If that’s true… can you prove it to me?
Where does that fit into the equation?
“It doesn’t exactly work like that”, a friend attempts to reassure me. “It’s not so much karmic forces. It’s just logic– if you act like an arse, you will end up alone and probably miserable. If you’re a nice person, people will want to be around you.”
But there is scantly little that is ‘logical’ about the social behavior of human beings, when it comes down to it.
So again I say- bullshit. And present my evidence to the contrary.
When my husband died there was one person in particular who you would have assumed, given the circumstances, would be one of the first to offer love and supportive. Not only did they withdraw their own support, they advocated for others to do the same.
At the time there was little I could offer myself in way of comfort. I found myself counting my friends on two hands, and then one. The best I could do was believe what I’d always believed– that the inherent perpetually turning wheels of karma would work their justice. That this person would, eventually, be alone and miserable once people realized the kind of blackness through which she viewed the world, the way she lashed out and bit at those most vulnerable in her pain.
Eighteen months later and my own loneliness stabs great big jagged rips through my core most days. My self esteem is in mangled, trodden upon pieces on a dirty garage floor. I’ve lost so many of the people closest to me. Dating is a tactical and emotional battlefield, and I scare people with the depth of my emotions that don’t feel so intense to me, but must see, like looking into water so clear you can see it turn from turquoise to ink black but so deep you cannot see the bottom.
I try not to weigh myself up against others most days. I don’t compare myself or my situation… it feels as though everyone else always come out better off, and there’s no point in feeling like that.
But if I do compare things and events and people, and I really can’t help it on the occasional necessary visit to this one particular person’s house… I see the difference between the life they are living and my own, stark and real and in direct contradiction to any idea that karma governs life.
Because I witness her surrounded by friends, a partner, multiple people who love her. She has all of her friends… and a lot of mine, too.
Where’s the balance in that? There isn’t one. Everyone can note their own examples, I’m sure. A man who worked hard all his life only to be left on financial ruin by bad circumstances, versus someone who had never done an honest days work in their life and yet has blessings fall abundantly into their lap. The sweet woman who adores children and cannot conceive, versus the mother of four who does not seem to care one way or another.
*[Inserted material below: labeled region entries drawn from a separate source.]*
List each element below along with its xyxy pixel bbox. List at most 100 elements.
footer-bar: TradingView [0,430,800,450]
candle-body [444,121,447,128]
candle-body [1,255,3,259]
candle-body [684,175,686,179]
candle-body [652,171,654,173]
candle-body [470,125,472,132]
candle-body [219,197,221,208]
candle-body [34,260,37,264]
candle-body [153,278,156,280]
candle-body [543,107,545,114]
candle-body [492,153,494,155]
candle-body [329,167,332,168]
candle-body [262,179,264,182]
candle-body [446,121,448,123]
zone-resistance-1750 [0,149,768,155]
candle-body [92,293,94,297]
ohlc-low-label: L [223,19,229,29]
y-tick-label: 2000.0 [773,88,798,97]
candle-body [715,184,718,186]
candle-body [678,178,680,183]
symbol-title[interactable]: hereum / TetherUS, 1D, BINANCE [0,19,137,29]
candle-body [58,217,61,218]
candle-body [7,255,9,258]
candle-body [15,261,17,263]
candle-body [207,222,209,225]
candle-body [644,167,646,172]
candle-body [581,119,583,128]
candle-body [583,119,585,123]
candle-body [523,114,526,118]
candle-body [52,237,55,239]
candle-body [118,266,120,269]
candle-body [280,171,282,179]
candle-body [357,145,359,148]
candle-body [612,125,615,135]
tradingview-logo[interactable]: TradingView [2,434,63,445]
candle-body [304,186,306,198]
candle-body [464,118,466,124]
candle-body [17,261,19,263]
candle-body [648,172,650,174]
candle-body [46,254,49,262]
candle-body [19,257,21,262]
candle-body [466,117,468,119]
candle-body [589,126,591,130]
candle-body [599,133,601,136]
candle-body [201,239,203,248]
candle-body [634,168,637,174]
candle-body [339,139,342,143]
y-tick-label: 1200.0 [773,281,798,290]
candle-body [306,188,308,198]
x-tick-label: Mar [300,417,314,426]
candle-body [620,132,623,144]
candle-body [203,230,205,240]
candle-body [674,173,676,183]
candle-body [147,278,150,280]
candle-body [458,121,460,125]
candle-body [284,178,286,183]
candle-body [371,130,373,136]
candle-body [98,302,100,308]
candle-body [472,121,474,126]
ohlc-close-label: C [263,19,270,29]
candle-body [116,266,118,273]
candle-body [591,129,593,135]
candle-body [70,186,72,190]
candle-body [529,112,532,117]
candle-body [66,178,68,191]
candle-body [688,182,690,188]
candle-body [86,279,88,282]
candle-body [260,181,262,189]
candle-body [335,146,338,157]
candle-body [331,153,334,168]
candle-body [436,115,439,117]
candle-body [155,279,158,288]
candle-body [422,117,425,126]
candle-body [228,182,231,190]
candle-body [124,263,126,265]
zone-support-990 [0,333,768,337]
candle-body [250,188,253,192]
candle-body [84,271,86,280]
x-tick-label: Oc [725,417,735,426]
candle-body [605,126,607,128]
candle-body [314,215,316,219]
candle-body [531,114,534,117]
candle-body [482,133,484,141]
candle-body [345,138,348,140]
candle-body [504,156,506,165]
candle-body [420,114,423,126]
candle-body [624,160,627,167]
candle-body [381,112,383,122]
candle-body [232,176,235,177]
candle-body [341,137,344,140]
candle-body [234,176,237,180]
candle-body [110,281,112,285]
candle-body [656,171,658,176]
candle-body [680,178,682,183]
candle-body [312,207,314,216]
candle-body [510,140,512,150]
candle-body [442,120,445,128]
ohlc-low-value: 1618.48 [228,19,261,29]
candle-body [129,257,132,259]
The pack-a-day smoker who lives to be ninety, versus the young healthy father of six who has a heart attack on his daily jog.
It will work out, we tell ourselves. A window does not close without a door opening. The Universe rewards goodness, kindness and honestly eventually.
Bullshit, bullshit, bullshit. If I’m required to believe any of that, then show me evidence. Pile up the stories and anecdotes you can recount that restore faith in human nature against the ones that I could tell you which speak to its desecration.
Your pile will never stack up to mine.
If that sounds bitter… well… it is. If it sounds as though I’m becoming all those things I didn’t want to be… then maybe I am.
Because maybe it’s not bitterness. Just reality catching up with my naivety. It had to happen eventually.